Question

If the volume of parallelepiped formed by the vectors \(\hat i + \lambda \hat j + \hat k,\;\hat j + \lambda \hat k,{\rm{\;and\;}}\lambda \hat i + {\rm{\hat k}}\) is minimum, then λ is equal to:
1. \(- \frac{1}{{\sqrt 3 }}\)
2. \(\frac{1}{{\sqrt 3 }}\)
3. √3
4. \(- \sqrt 3\)

Answer 1

Correct Answer - Option 2 : \(\frac{1}{{\sqrt 3 }}\)

Let’s consider the given vectors as,

\({\rm{\vec a}} = \hat i + \lambda \hat j + \hat k\) 

\({\rm{\vec b}} = \hat j + \lambda \hat k\) 

\(\overrightarrow {\rm{c}} = \lambda \hat i + {\rm{\hat k}}\) 

The volume of the parallelepiped is given by the formula:

\(V = \left| {\vec a\vec b\vec c} \right|\) 

Now,

\(\Rightarrow V = \left| {\begin{array}{*{20}{c}} 1&\lambda &1\\ 0&1&\lambda \\ \lambda &0&1 \end{array}} \right|\) 

⇒ V = 1(1 – 0) – λ(0 – λ²) + 1(0 – λ)

⇒ V = 1 + λ³ – λ     ----(1)           

Now, we need to find the minimum value of the volume of the parallelepiped.

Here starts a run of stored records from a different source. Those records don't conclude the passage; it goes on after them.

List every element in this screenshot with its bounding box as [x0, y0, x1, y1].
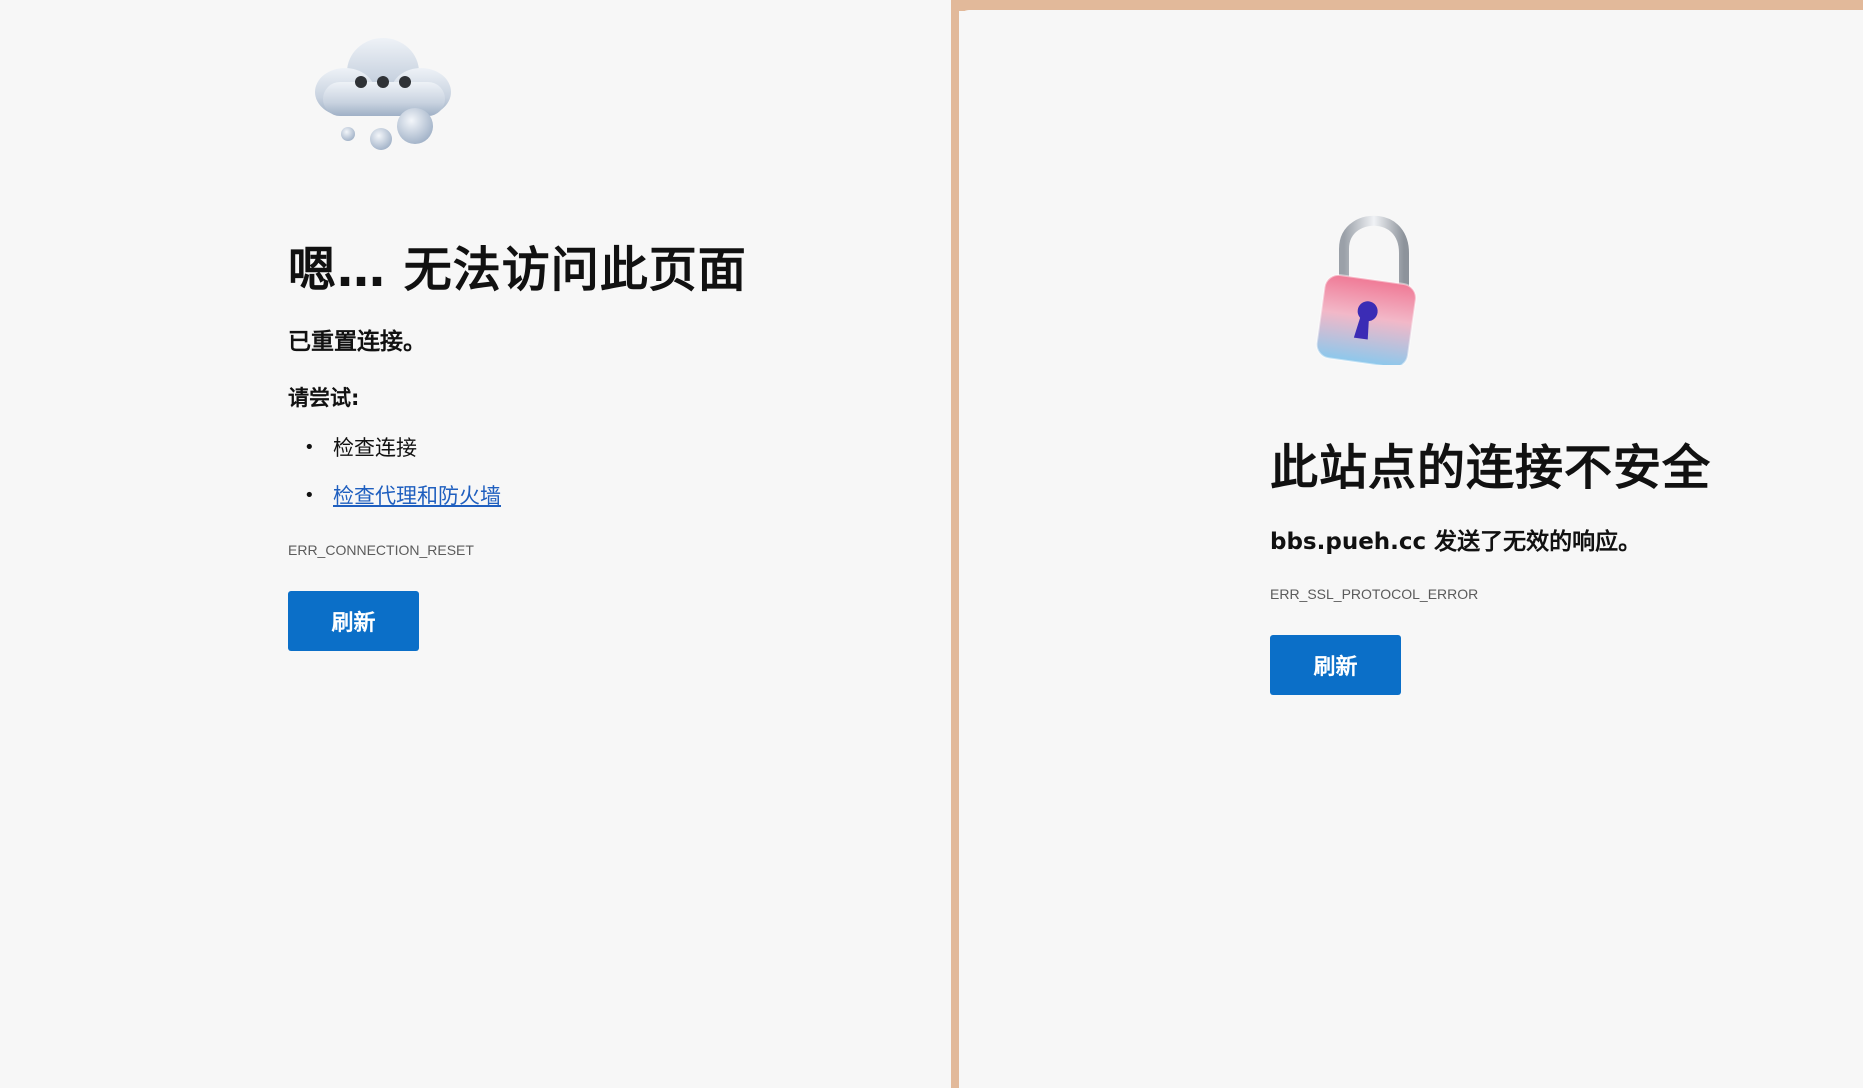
bullet-icon: •	[304, 437, 315, 458]
suggestion-check-connection: 检查连接	[333, 436, 417, 460]
list-item: • 检查连接	[288, 430, 501, 478]
screen: 嗯… 无法访问此页面 已重置连接。 请尝试: • 检查连接 • 检查代理和防火墙…	[0, 0, 1863, 1088]
window-divider	[951, 0, 959, 1088]
error-description: bbs.pueh.cc 发送了无效的响应。	[1270, 529, 1642, 555]
check-proxy-firewall-link[interactable]: 检查代理和防火墙	[333, 484, 501, 508]
error-description: 已重置连接。	[288, 329, 426, 355]
cloud-thinking-icon	[303, 30, 463, 155]
list-item: • 检查代理和防火墙	[288, 478, 501, 526]
page-title: 此站点的连接不安全	[1270, 440, 1712, 496]
refresh-button[interactable]: 刷新	[288, 591, 419, 651]
unlocked-padlock-icon	[1310, 215, 1420, 369]
error-code: ERR_SSL_PROTOCOL_ERROR	[1270, 586, 1479, 602]
try-label: 请尝试:	[288, 386, 360, 410]
error-code: ERR_CONNECTION_RESET	[288, 542, 474, 558]
suggestion-list: • 检查连接 • 检查代理和防火墙	[288, 430, 501, 526]
bullet-icon: •	[304, 485, 315, 506]
refresh-button[interactable]: 刷新	[1270, 635, 1401, 695]
page-title: 嗯… 无法访问此页面	[288, 242, 747, 298]
left-error-page: 嗯… 无法访问此页面 已重置连接。 请尝试: • 检查连接 • 检查代理和防火墙…	[0, 0, 951, 1088]
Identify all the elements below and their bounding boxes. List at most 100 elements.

So, we need to differentiate the volume.

\(\Rightarrow \frac{{dV}}{{d\lambda }} = 3{\lambda ^2} - 1 = 0\) 

⇒ 3λ² = 1

\(\Rightarrow {\lambda ^2} = \frac{1}{3}\) 

\(\therefore \lambda = \pm \frac{1}{{\sqrt 3 }}\) 

On substituting the value of λ in equation (1), we can get that the value of volume of the parallelepiped is minimum when the value of λ is \(+ \frac{1}{{\sqrt 3 }}\).